Massoud écrit alors une lettre d’opinion pour le journal, qui sera publiée. Commence ainsi un combat dont il ne saisit pas au départ la portée, répondant simplement à ce qu’il considère comme une insulte et une injustice. Massoud se met ensuite à écrire régulièrement aux éditeurs des journaux montréalais pour exprimer son point de vue sur la cause arabe en Palestine. Peu à peu, il réalise que son travail est insuffisant, étant à la merci des choix éditoriaux.

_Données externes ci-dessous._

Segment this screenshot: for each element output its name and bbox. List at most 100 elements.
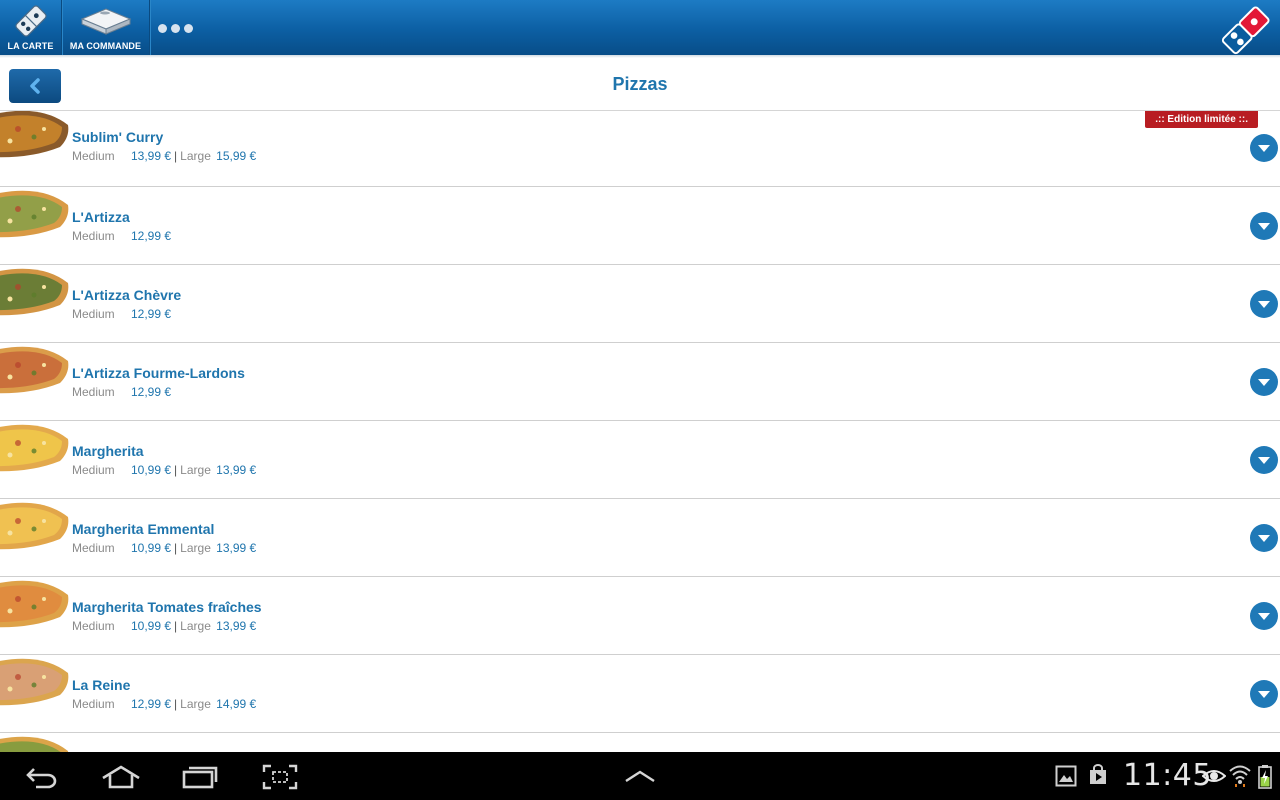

Une association et un journal pour la cause
En 1945, investi de ce qu’il considère comme une mission et épaulé par quelques camarades, Muhammad Saïd Massoud crée la Canadian Arab Friendship League (CAFL) ainsi que le véhicule médiatique de celle-ci, la revue The Canadian Arab (1945-1947). Les bureaux de la CAFL se trouvent alors au 52, boulevard Dorchester (aujourd’hui René-Lévesque), à deux pas de sa confiserie. Cet organe de presse a deux objectifs affichés : d’un côté, redorer l’image des Arabes qui serait entachée par la « propagande sioniste » et, d’un autre côté, militer contre le projet de l’établissement d’un État juif en Palestine.Cette revue, militante donc, s’adressait aux Canadiens d’origine arabe, aux membres influents de la politique canadienne et aux alliés canadiens sensibles à la cause arabe. Massoud affirme dans son autobiographie que la revue montréalaise était imprimée à plus de 5000 exemplaires, traversant les frontières jusqu’aux États-Unis. Les collaborateurs sont nombreux et diversifiés : professeurs d’universités, rabbins, diplomates, journalistes, militants, etc. La cause arabe, avec au premier plan la Palestine, est le sujet de la revue. On y parle également du rôle du Canada au Moyen-Orient, et une attention particulière est accordée aux événements politiques qui y sont liés et se déroulent au pays.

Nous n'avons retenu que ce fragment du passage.